Ruth is standing at the buffet, trading an empty bottle of maple syrup for a new one. She casts a glance over her shoulder when the door clicks in the lock and laughs. “I should call you Elsa.”

“Elsa?”

“The Snow Queen,” she explains. “Every time I see you, you’re frozen. You just need a couple of icicles.”

Ruth offers me an apple. I accept it gratefully and take a bite. “I went for a jog.”

“I can see that.” Her eyes pass over my leggings to her daughter’s sneakers. She grins. “Oh, those old things. Aria never wore them. It was her,” Ruth makes quotation marks in the air, “‘now-I’m-going-to-be-sporty phase.’”

“She doesn’t like sports?” I ask in surprise. After swallowing my bit of apple, I add, “In Aspen, you can’t get away from sports.”

Ruth reaches for the plate with the pancakes, which are gradually coming to an end. “Believe me, Aria was a natural-born talent. She is curious and ambitious, but sports… God forbid.” At the memory of her daughter, a smirk crosses her lips before she winks at me and moves off toward the kitchen.
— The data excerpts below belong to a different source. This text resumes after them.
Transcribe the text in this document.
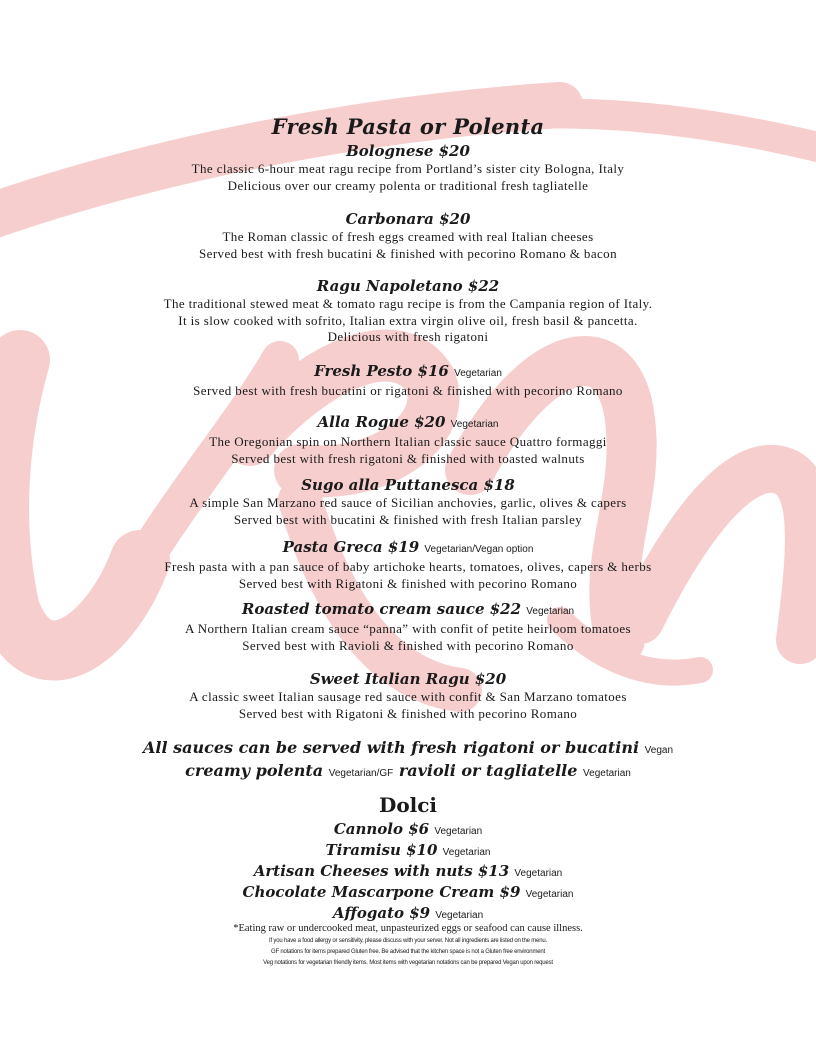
Fresh Pasta or Polenta
Bolognese $20
The classic 6-hour meat ragu recipe from Portland’s sister city Bologna, Italy
Delicious over our creamy polenta or traditional fresh tagliatelle
Carbonara $20
The Roman classic of fresh eggs creamed with real Italian cheeses
Served best with fresh bucatini & finished with pecorino Romano & bacon
Ragu Napoletano $22
The traditional stewed meat & tomato ragu recipe is from the Campania region of Italy.
It is slow cooked with sofrito, Italian extra virgin olive oil, fresh basil & pancetta.
Delicious with fresh rigatoni
Fresh Pesto $16 Vegetarian
Served best with fresh bucatini or rigatoni & finished with pecorino Romano
Alla Rogue $20 Vegetarian
The Oregonian spin on Northern Italian classic sauce Quattro formaggi
Served best with fresh rigatoni & finished with toasted walnuts
Sugo alla Puttanesca $18
A simple San Marzano red sauce of Sicilian anchovies, garlic, olives & capers
Served best with bucatini & finished with fresh Italian parsley
Pasta Greca $19 Vegetarian/Vegan option
Fresh pasta with a pan sauce of baby artichoke hearts, tomatoes, olives, capers & herbs
Served best with Rigatoni & finished with pecorino Romano
Roasted tomato cream sauce $22 Vegetarian
A Northern Italian cream sauce “panna” with confit of petite heirloom tomatoes
Served best with Ravioli & finished with pecorino Romano
Sweet Italian Ragu $20
A classic sweet Italian sausage red sauce with confit & San Marzano tomatoes
Served best with Rigatoni & finished with pecorino Romano
All sauces can be served with fresh rigatoni or bucatini Vegan
creamy polenta Vegetarian/GF ravioli or tagliatelle Vegetarian
Dolci
Cannolo $6 Vegetarian
Tiramisu $10 Vegetarian
Artisan Cheeses with nuts $13 Vegetarian
Chocolate Mascarpone Cream $9 Vegetarian
Affogato $9 Vegetarian
*Eating raw or undercooked meat, unpasteurized eggs or seafood can cause illness.
If you have a food allergy or sensitivity, please discuss with your server. Not all ingredients are listed on the menu.
GF notations for items prepared Gluten free. Be advised that the kitchen space is not a Gluten free environment
Veg notations for vegetarian friendly items. Most items with vegetarian notations can be prepared Vegan upon request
I’d love to know what’s behind her heavy movements. Osteoporosis maybe? Arthritis?

As for me, I can’t get into the shower quick enough to feel thehot water on my body, thawing with every second. I lean against the side of the shower, close my eyes, and heave a deep sigh.
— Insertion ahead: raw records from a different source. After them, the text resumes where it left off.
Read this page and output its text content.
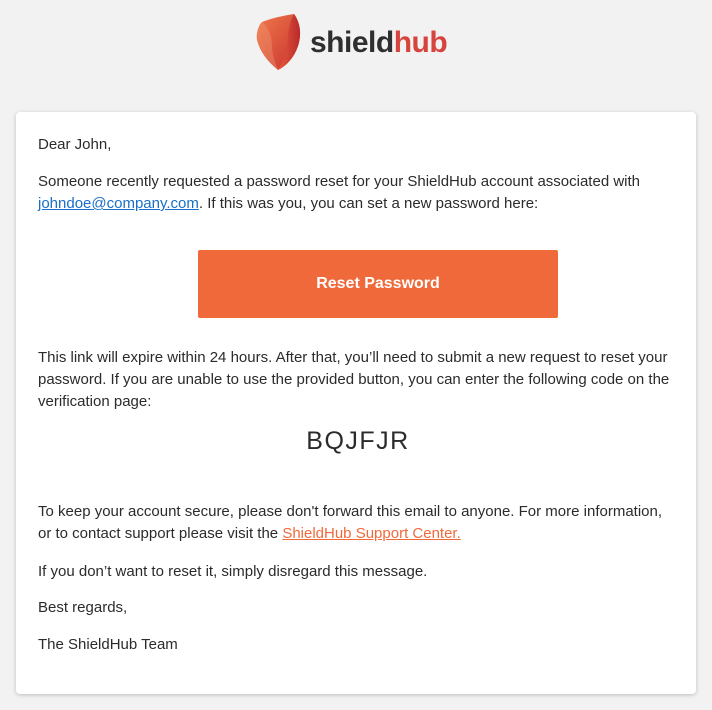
shieldhub
Dear John,
Someone recently requested a password reset for your ShieldHub account associated with johndoe@company.com. If this was you, you can set a new password here:
Reset Password
This link will expire within 24 hours. After that, you’ll need to submit a new request to reset your password. If you are unable to use the provided button, you can enter the following code on the verification page:
BQJFJR
To keep your account secure, please don't forward this email to anyone. For more information, or to contact support please visit the ShieldHub Support Center.
If you don’t want to reset it, simply disregard this message.
Best regards,
The ShieldHub Team
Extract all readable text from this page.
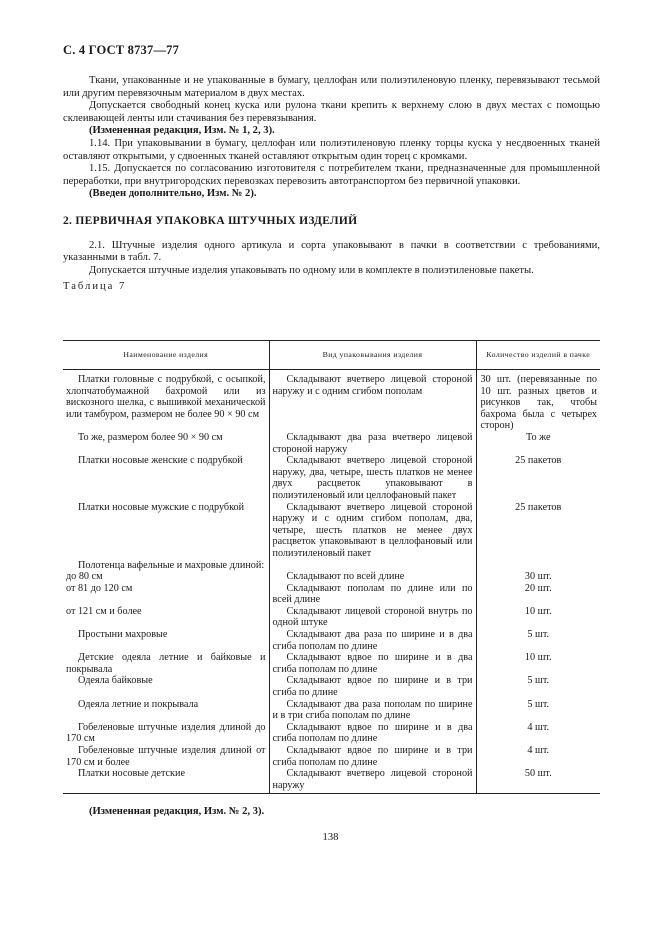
С. 4 ГОСТ 8737—77

Ткани, упакованные и не упакованные в бумагу, целлофан или полиэтиленовую пленку, перевязывают тесьмой или другим перевязочным материалом в двух местах.

Допускается свободный конец куска или рулона ткани крепить к верхнему слою в двух местах с помощью склеивающей ленты или стачивания без перевязывания.

(Измененная редакция, Изм. № 1, 2, 3).

1.14. При упаковывании в бумагу, целлофан или полиэтиленовую пленку торцы куска у несдвоенных тканей оставляют открытыми, у сдвоенных тканей оставляют открытым один торец с кромками.

1.15. Допускается по согласованию изготовителя с потребителем ткани, предназначенные для промышленной переработки, при внутригородских перевозках перевозить автотранспортом без первичной упаковки.

(Введен дополнительно, Изм. № 2).

2. ПЕРВИЧНАЯ УПАКОВКА ШТУЧНЫХ ИЗДЕЛИЙ

2.1. Штучные изделия одного артикула и сорта упаковывают в пачки в соответствии с требованиями, указанными в табл. 7.

Допускается штучные изделия упаковывать по одному или в комплекте в полиэтиленовые пакеты.

Таблица 7

Наименование изделия	Вид упаковывания изделия	Количество изделий в пачке
Платки головные с подрубкой, с осыпкой, хлопчатобумажной бахромой или из вискозного шелка, с вышивкой механической или тамбуром, размером не более 90 × 90 см	Складывают вчетверо лицевой стороной наружу и с одним сгибом пополам	30 шт. (перевязанные по 10 шт. разных цветов и рисунков так, чтобы бахрома была с четырех сторон)
То же, размером более 90 × 90 см	Складывают два раза вчетверо лицевой стороной наружу	То же
Платки носовые женские с подрубкой	Складывают вчетверо лицевой стороной наружу, два, четыре, шесть платков не менее двух расцветок упаковывают в полиэтиленовый или целлофановый пакет	25 пакетов
Платки носовые мужские с подрубкой	Складывают вчетверо лицевой стороной наружу и с одним сгибом пополам, два, четыре, шесть платков не менее двух расцветок упаковывают в целлофановый или полиэтиленовый пакет	25 пакетов
Полотенца вафельные и махровые длиной:		
до 80 см	Складывают по всей длине	30 шт.
от 81 до 120 см	Складывают пополам по длине или по всей длине	20 шт.
от 121 см и более	Складывают лицевой стороной внутрь по одной штуке	10 шт.
Простыни махровые	Складывают два раза по ширине и в два сгиба пополам по длине	5 шт.
Детские одеяла летние и байковые и покрывала	Складывают вдвое по ширине и в два сгиба пополам по длине	10 шт.
Одеяла байковые	Складывают вдвое по ширине и в три сгиба по длине	5 шт.
Одеяла летние и покрывала	Складывают два раза пополам по ширине и в три сгиба пополам по длине	5 шт.
Гобеленовые штучные изделия длиной до 170 см	Складывают вдвое по ширине и в два сгиба пополам по длине	4 шт.
Гобеленовые штучные изделия длиной от 170 см и более	Складывают вдвое по ширине и в три сгиба пополам по длине	4 шт.
Платки носовые детские	Складывают вчетверо лицевой стороной наружу	50 шт.
(Измененная редакция, Изм. № 2, 3).
138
Running into Knox has really gotten to me. For a while, it even drove off my nerves and made me forget that today was my big day.

But now it seems like my nerves have woken back up from their short nap and, within seconds, are ready to resume high operation. It feels like there are ants running back and forth beneath my skin.

I lick the warm water off my upper lip with the tip of my tongue before my gaze wanders down my body to the bruises that are invisible to everyone else.

I carefully run a finger over my left hip to the middle of my thigh. The swelling has gone down quite a bit, but the color has changed. It’s a bright green, and the edges are streaked a deep blue.

I screw up my eyes, turn off the water, and don’t think about it anymore. Soon, there won’t be anything left of the bruises, and I’ll never have to see them ever again.

Never. Again.

My body is steaming as I step out of the shower—at last I can feel my toes again—and dry off. I slip into fresh clothes, dry my hair, and gulp when I catch a glimpse of myself in the mirror.

The swelling next to my eye has grown more intense. Knox’s words from yesterday echo in my head.

I doubt it…Implying that I can’t assert myself. That I wasn’t strong enough.

I shake my head to dispel my thoughts and turn away. My eyes stop for a moment on a few makeup tools standing on Aria’s bathroom dresser next to the sink.

Normally I don’t wear any makeup. As an athlete, it’s counterproductive. Your sweat smears your mascara and makes you look like an emo kid. Then the foundation clogs your pores and causes you to break out in pimples.

I make my decision in the blink of an eye. I quickly grab the makeup and distribute the stuff across my face. Better a crater-filledemo kid than getting stared at on my first day of iSkate and everyone forming an opinion of me before they’ve even gotten to know me.

I’ve left that part of my life behind. And I have no intention of giving it any space to come back.

I blend in the last little bit across my face and then inspect myself. The early morning sun is coming through the window, causing my blue eyes to shine.

I cling to the side of the sink, trembling. “Do it for yourself,” I mumble to myself. “You’re strong enough; you can do anything.”

Three times I repeat these words until I feel that I have won.

It doesn’t matter how weak I feel and how much my past has left traces inside of me; the wolf in my heart will never allow the world to catch a glimpse of the lamb in my soul.

Because I’m strong.

I, Paisley Harris, am a goddamn fighter.